Prizes for places, not points

Posted on | Author Keith Collantine

Michael Schumacher, Fernando Alonso, Giancarlo Fisichella, Shanghai, 2006Michael Schumacher and Fernando Alonso are tied in the championship battle. But as many are pointing out, Schumacher actually leads the championship as he has seven wins this year to Alonso’s six.
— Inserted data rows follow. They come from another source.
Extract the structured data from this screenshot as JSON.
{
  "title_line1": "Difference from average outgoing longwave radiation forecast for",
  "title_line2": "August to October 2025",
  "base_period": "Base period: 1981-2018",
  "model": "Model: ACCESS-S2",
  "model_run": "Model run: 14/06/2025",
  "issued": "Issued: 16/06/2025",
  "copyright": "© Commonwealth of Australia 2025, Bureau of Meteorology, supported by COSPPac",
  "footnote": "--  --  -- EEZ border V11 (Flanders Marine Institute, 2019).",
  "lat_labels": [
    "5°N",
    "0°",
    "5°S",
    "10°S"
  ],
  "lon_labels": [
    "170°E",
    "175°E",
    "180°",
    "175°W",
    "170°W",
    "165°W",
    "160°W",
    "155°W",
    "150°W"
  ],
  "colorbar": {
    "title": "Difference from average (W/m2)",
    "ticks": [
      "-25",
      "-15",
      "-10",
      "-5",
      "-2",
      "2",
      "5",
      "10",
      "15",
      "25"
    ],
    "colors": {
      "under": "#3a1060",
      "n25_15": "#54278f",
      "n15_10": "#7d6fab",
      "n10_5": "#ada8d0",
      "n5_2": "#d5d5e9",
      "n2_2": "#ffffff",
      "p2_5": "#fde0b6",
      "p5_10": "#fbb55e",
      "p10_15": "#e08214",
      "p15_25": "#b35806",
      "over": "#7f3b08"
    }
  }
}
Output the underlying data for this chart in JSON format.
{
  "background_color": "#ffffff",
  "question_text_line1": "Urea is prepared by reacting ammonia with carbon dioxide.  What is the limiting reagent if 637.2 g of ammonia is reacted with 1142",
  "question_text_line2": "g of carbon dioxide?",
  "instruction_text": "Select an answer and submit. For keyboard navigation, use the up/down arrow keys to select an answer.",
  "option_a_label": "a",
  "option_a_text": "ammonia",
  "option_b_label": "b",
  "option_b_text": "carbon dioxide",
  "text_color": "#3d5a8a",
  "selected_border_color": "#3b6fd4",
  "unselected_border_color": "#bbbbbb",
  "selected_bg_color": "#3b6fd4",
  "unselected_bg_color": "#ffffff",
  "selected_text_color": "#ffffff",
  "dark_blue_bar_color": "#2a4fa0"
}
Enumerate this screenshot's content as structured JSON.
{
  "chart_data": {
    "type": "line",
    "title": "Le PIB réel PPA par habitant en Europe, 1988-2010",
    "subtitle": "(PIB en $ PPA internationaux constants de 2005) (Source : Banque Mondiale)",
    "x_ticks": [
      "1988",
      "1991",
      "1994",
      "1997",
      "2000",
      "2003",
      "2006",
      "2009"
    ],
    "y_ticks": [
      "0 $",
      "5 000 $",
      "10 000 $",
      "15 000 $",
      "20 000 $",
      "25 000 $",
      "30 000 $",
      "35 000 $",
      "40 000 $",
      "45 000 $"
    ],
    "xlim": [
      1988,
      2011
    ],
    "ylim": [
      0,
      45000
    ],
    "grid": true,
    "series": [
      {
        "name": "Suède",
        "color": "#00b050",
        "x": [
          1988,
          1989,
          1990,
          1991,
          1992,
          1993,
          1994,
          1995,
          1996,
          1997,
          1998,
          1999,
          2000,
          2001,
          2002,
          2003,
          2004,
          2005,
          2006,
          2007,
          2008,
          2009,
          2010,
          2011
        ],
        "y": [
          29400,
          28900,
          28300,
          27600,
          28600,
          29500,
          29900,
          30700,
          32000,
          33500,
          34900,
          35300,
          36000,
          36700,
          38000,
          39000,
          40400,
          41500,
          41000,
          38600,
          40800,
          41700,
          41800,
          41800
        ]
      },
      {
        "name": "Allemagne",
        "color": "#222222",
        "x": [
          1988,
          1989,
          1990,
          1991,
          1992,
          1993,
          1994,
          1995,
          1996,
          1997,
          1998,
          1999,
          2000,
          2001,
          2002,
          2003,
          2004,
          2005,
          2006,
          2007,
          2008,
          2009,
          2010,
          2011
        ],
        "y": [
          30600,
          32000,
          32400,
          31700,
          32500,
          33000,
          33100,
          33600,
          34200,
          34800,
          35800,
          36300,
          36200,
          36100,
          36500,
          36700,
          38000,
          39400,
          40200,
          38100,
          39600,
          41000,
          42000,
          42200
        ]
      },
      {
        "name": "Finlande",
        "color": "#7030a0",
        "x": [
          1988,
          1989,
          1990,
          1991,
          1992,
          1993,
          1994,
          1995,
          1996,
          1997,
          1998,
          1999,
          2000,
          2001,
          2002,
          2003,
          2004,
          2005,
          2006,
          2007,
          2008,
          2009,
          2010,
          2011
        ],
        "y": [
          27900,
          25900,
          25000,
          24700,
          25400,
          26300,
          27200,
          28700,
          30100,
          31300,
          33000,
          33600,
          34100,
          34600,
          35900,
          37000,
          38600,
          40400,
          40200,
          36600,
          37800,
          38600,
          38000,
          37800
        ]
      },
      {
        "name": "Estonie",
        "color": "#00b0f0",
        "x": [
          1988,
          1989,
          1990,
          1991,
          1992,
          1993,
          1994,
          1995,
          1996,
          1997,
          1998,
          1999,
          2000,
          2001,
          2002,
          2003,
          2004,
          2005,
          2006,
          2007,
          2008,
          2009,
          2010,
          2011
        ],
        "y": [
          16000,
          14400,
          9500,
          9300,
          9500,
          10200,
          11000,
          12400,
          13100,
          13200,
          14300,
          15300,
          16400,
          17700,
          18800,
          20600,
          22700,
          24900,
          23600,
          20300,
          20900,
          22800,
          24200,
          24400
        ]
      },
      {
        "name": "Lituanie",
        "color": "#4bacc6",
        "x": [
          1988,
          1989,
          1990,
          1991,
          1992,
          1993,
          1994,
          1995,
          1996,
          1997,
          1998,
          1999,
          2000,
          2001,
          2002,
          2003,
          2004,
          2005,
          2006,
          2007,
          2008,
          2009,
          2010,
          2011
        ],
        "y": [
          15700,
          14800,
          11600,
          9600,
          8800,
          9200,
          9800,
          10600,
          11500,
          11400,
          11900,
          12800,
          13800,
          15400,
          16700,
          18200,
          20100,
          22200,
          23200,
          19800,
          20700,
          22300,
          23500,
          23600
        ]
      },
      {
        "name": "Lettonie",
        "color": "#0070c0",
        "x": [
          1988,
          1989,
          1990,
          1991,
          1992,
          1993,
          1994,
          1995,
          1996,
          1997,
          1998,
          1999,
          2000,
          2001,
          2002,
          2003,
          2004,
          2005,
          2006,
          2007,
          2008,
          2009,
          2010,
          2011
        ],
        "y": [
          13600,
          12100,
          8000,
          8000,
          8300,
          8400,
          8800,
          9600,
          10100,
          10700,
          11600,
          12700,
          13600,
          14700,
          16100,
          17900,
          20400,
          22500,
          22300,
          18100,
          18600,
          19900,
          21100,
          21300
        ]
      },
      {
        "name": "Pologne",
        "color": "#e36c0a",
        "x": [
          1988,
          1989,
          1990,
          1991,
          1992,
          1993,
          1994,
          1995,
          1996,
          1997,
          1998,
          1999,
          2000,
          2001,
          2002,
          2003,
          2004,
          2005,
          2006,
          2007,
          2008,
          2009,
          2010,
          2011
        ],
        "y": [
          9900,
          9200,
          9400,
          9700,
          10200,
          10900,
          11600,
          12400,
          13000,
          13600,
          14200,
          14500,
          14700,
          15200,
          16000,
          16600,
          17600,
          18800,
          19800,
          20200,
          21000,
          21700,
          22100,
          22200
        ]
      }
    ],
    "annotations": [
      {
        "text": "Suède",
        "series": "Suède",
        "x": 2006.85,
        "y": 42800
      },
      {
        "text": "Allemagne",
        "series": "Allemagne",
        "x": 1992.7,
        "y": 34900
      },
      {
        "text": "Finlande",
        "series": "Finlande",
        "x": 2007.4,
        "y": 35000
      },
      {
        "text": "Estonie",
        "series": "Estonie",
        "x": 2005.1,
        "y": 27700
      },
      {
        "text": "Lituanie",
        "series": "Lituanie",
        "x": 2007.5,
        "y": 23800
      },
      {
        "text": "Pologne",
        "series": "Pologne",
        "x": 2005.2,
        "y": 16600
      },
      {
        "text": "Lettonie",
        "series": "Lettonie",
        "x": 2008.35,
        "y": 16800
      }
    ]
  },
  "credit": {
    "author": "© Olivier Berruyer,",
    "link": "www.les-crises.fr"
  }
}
This is perfectly logical – and it leads to a logical question: Instead of using ‘most highest finishes’ as a tie-breaker, why not use them to decide all championship positions? Why not do away with championship points altogether?

Here’s how the championship top six would look ranked by ‘most highest finishes’.

Driver New rank 1 2 3 4 5 6 7 8 Real rank Points
Michael
Schumacher
1 7 4 1 0 1 1 0 1 1 116
Fernando
Alonso
2 6 6 0 0 2 0 0 0 2 116
Felipe
Massa
3 1 2 2 2 3 0 1 0 4 62
Giancarlo
Fisichella
4 1 0 3 3 1 5 0 1 3 63
Jenson
Button
5 1 0 1 4 1 1 1 0 6 45
Kimi
Raikkonen
6 0 2 4 1 3 0 0 0 5 57

The most profound change would be that a win would become immensely more valuable. A driver with 18 second places would still trail a driver with a single victory to his name.

It would be simpler and, arguably, fairer – particularly to drivers who suffer an occasional car failure.

Jenson Button, Honda, Hungaroring, 2006Championship points are an arbitrary construction: Saying that so-and-so ir eight points ahead of such-and-such has no meaning unless you know how many points every position is worth and all the rest of it.

But saying ‘Schumacher has seven wins, Alonso six’ has instant resonance and impact – like a football score it is clear what the situation is even out of context.

It’s an elegantly simple idea. But it’s probably just too simple to be taken seriously. The FIA and team bosses only seem to go for cripplingly complicated solutions, like engine homologation and three-part fuel-credit qualifying systems.